Seven Years by Peter Stamm: What are the young and unambitious to do?
He is caught up in a cold relationship with a thoroughly modern, self-aware, stiff, successful wife and a kid whose welfare concerns seem pre-historic, strangely alien and lowly to him while his incompetence at emotion seem deliberate and obvious.
This is the theme of Peter Stamm's generally depressing tale of "7 Years". A theme that periodically raises its head every few decade when the great war of its times has ended and the young are left with nothing to torture.
Our near absolute freedom and general affluence seems to have coopted our will to strive for anything really great or important in any meaningful way.
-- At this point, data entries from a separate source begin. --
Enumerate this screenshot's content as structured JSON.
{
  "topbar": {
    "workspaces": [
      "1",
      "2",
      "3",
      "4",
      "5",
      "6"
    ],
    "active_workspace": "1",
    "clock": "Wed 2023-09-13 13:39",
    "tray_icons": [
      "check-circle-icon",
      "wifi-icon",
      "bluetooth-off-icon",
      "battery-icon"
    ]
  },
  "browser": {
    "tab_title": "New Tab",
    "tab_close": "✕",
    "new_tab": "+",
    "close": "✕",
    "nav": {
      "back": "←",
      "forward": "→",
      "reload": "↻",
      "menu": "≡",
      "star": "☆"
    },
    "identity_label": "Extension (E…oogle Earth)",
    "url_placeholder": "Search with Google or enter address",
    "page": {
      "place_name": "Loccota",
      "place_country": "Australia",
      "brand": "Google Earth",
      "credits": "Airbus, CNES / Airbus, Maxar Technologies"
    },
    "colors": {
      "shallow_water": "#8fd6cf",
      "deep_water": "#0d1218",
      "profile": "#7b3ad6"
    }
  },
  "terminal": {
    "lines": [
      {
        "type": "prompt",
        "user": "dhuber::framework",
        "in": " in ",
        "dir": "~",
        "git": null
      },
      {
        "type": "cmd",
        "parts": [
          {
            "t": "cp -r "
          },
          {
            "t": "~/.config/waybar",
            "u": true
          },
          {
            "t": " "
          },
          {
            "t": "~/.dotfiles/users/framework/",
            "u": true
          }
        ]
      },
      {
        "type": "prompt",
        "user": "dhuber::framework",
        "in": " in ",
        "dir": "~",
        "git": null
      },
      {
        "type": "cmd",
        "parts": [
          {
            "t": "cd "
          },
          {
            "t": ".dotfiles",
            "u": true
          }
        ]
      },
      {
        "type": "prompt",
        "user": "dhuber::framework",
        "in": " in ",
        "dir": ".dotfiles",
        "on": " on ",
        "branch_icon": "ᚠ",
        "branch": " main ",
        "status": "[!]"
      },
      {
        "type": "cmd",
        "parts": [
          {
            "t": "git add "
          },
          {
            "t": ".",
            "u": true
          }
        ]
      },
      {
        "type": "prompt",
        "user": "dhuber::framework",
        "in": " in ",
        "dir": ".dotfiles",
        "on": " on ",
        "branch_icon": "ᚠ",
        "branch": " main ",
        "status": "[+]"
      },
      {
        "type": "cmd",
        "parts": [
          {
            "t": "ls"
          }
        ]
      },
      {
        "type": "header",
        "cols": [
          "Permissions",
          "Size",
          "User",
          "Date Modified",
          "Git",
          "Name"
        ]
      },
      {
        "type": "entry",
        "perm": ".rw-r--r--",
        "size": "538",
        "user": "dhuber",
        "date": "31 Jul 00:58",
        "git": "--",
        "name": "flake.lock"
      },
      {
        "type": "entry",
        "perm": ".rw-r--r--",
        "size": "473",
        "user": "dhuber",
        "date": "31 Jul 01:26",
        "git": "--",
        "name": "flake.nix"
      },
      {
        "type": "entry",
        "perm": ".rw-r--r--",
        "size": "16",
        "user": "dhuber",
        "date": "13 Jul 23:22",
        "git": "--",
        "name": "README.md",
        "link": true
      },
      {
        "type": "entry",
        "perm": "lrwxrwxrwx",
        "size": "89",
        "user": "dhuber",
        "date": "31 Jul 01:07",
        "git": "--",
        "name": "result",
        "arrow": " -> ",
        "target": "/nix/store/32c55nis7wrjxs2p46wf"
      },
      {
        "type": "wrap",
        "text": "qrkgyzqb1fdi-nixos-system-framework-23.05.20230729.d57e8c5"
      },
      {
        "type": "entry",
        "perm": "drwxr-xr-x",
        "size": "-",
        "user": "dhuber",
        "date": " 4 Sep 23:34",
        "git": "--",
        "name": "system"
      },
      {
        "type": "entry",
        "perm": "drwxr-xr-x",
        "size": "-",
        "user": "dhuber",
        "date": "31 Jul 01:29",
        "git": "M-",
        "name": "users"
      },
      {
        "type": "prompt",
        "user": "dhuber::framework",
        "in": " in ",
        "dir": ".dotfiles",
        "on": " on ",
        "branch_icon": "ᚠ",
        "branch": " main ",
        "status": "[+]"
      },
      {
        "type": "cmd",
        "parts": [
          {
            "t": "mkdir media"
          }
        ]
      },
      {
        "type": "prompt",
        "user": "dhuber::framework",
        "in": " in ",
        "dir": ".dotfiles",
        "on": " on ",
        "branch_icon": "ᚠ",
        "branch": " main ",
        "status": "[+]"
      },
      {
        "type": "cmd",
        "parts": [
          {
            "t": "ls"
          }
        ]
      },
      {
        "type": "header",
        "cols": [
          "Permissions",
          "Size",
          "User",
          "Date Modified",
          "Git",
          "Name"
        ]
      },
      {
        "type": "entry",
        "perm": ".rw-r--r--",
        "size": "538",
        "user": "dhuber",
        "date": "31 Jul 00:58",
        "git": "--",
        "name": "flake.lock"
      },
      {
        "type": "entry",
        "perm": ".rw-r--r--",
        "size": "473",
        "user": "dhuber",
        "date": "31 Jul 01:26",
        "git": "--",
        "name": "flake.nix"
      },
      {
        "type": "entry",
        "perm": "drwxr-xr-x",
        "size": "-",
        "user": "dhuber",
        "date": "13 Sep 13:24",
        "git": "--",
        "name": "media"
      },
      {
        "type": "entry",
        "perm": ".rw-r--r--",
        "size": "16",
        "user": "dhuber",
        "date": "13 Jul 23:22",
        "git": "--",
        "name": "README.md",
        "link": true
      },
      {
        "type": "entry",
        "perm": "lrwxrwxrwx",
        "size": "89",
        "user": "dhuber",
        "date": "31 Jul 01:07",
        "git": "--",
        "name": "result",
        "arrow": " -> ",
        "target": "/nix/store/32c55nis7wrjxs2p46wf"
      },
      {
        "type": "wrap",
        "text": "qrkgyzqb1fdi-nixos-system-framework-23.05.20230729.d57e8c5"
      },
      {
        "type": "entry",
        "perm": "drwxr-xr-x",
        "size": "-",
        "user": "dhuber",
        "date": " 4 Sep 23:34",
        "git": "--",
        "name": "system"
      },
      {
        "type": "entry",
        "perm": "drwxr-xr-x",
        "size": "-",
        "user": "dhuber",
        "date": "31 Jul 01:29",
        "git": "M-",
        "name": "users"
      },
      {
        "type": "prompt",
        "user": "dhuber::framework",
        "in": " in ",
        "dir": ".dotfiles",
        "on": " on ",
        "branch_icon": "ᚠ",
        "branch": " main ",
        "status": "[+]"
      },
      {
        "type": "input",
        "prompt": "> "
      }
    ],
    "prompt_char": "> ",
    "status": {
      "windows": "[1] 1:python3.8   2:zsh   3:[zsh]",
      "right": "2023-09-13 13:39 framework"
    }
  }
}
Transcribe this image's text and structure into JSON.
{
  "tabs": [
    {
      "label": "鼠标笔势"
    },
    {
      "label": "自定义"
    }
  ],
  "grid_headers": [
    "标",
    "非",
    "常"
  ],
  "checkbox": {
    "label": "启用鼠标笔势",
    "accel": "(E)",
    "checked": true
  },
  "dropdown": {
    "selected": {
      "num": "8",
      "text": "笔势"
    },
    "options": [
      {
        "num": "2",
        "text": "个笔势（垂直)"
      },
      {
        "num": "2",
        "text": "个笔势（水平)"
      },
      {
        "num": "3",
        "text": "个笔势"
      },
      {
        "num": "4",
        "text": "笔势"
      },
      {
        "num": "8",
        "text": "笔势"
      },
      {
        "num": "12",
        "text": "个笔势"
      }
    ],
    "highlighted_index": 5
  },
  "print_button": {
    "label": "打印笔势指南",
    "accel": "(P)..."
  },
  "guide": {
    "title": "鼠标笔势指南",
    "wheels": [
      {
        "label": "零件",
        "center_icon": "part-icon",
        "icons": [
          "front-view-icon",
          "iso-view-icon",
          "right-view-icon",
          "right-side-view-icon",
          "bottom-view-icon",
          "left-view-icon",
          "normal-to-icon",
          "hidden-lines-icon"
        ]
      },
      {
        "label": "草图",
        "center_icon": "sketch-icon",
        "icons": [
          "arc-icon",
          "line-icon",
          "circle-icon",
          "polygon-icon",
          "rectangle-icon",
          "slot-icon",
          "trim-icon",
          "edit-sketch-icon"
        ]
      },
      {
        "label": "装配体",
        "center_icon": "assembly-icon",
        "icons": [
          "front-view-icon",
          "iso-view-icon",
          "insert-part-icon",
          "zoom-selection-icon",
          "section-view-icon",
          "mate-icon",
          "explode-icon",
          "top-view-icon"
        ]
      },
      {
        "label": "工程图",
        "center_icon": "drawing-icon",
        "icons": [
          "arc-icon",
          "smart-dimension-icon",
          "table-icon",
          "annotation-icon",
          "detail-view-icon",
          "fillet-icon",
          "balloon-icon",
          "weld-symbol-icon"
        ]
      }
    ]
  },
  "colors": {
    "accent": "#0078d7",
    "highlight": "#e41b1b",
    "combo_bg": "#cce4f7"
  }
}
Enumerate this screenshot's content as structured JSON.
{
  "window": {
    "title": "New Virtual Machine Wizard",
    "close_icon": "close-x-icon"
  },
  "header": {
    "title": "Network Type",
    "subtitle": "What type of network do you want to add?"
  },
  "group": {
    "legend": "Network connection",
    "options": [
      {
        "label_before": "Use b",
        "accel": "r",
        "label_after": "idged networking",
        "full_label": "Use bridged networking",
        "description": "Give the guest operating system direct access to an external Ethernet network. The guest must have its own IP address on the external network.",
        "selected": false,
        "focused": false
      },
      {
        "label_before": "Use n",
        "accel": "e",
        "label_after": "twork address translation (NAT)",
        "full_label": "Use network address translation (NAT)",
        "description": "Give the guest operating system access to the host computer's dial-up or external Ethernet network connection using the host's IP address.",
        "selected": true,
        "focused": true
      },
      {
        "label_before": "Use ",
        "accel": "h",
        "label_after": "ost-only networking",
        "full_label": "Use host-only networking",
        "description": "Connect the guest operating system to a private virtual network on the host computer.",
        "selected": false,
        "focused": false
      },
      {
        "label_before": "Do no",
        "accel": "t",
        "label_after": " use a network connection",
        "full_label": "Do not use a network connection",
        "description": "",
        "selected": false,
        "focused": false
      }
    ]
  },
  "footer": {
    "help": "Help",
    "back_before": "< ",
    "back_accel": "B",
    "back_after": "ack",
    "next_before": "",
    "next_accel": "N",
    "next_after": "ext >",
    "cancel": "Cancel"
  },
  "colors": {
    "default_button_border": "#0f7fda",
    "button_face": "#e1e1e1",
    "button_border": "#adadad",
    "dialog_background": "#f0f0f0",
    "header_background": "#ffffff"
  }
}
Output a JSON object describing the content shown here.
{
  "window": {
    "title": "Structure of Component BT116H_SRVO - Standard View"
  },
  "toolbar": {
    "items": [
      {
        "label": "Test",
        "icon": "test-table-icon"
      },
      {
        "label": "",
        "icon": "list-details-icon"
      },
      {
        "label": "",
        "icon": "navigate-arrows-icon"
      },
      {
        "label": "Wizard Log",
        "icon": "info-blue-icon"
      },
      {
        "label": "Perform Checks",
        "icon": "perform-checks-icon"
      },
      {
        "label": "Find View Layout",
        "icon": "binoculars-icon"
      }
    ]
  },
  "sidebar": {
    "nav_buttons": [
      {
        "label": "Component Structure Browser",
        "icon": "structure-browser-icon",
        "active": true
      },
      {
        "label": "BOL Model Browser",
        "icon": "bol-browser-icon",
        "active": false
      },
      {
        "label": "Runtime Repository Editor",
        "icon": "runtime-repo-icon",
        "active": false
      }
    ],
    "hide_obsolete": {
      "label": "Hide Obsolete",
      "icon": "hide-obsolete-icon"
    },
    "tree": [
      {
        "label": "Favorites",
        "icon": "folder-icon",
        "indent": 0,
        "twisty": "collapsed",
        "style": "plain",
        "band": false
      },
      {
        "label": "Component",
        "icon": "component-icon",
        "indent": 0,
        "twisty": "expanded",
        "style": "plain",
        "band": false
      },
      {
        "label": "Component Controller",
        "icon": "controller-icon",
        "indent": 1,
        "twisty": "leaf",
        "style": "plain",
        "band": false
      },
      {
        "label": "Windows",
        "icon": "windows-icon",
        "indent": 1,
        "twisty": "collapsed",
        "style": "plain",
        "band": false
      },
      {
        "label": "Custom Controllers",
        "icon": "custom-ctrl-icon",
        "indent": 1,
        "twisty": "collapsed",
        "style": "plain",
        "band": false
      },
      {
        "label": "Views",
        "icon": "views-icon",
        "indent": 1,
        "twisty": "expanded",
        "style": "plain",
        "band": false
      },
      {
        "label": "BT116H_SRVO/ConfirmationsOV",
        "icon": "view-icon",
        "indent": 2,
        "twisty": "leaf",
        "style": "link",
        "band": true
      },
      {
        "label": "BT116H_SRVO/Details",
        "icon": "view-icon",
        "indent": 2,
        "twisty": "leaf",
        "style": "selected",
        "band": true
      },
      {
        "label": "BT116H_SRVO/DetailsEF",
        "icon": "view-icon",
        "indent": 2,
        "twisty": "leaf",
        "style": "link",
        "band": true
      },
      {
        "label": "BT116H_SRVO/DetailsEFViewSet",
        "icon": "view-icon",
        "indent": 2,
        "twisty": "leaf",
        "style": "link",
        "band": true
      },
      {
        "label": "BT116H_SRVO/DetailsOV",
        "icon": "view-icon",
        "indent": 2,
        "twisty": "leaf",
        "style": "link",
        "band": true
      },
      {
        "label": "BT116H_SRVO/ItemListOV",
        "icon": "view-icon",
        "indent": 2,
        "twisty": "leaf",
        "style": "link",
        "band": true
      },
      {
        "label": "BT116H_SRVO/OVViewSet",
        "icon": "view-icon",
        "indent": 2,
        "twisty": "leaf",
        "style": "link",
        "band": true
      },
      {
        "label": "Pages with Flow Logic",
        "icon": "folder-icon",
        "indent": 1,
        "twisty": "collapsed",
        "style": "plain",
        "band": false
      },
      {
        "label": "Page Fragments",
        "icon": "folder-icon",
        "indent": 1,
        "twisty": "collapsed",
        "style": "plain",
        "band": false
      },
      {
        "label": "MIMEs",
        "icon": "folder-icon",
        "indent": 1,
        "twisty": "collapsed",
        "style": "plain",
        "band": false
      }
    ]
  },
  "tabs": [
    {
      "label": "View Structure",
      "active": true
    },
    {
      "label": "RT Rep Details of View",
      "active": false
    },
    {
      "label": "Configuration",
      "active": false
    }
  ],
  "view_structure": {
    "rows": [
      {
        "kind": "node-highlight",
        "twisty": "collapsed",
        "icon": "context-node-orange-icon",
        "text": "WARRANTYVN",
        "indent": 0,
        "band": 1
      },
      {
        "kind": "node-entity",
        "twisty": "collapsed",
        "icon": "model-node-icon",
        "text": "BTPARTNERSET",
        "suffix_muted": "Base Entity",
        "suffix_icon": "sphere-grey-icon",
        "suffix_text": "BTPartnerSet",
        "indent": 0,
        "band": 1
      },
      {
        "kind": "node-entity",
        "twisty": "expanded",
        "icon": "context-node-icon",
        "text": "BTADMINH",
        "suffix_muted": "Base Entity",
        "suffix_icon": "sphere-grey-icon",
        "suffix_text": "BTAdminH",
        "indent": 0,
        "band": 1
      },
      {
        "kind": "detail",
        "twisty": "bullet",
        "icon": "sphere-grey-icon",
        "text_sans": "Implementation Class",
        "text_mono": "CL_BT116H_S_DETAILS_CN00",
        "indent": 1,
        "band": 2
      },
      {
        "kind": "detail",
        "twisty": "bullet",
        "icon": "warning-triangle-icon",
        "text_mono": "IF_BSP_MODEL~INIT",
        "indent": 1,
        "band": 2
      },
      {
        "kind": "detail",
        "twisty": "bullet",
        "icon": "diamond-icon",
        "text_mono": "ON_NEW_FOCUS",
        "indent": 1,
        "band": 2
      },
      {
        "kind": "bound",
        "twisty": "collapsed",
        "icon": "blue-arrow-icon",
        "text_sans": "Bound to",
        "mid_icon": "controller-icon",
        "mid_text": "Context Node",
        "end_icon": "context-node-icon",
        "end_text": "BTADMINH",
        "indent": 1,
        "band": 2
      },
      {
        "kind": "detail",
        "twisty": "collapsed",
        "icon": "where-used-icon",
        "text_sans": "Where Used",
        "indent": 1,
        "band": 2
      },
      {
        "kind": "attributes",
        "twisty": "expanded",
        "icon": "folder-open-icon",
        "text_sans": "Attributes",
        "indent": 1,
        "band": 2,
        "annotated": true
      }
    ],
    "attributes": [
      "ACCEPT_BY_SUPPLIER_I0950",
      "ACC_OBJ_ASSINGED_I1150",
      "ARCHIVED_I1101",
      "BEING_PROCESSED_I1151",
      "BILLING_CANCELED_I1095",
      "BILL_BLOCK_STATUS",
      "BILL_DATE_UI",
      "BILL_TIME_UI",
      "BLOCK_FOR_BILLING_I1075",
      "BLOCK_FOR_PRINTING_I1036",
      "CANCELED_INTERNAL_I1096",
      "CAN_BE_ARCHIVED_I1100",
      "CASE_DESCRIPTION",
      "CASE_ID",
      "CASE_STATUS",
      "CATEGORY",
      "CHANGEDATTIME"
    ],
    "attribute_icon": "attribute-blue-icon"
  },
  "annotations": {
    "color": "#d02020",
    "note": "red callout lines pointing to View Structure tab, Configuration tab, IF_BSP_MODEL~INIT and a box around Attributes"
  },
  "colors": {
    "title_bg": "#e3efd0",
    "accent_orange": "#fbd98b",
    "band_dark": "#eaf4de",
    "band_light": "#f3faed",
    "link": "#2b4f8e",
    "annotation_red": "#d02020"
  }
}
Locked in a self-keyed prison with media and alcohol as guard and chaplain seems to have eroded the human tenacity that through centuries of strife enabled this somnambulism and is now asking for its 7th day in a long long weekend.
What is such a condition to do?
It could make an attempt at an escape. Modern world alas provides many trap doors.
A self-defeating, implausible illicit relationship with a strangely submissive woman seems as good as any.
It would be too simplistic to describe the characters as being lost. Being lost indicates at least some real helplessness. This lethargy is largely self-inflicted and the numbness self-imposed.
Something cloying and unnervingly real that Stamm manages to unfold. It is like something gruesome that offends you and yet still you cannot turn your eyes away.
If you don't see the surrounding world in the characters then it is largely your own denial.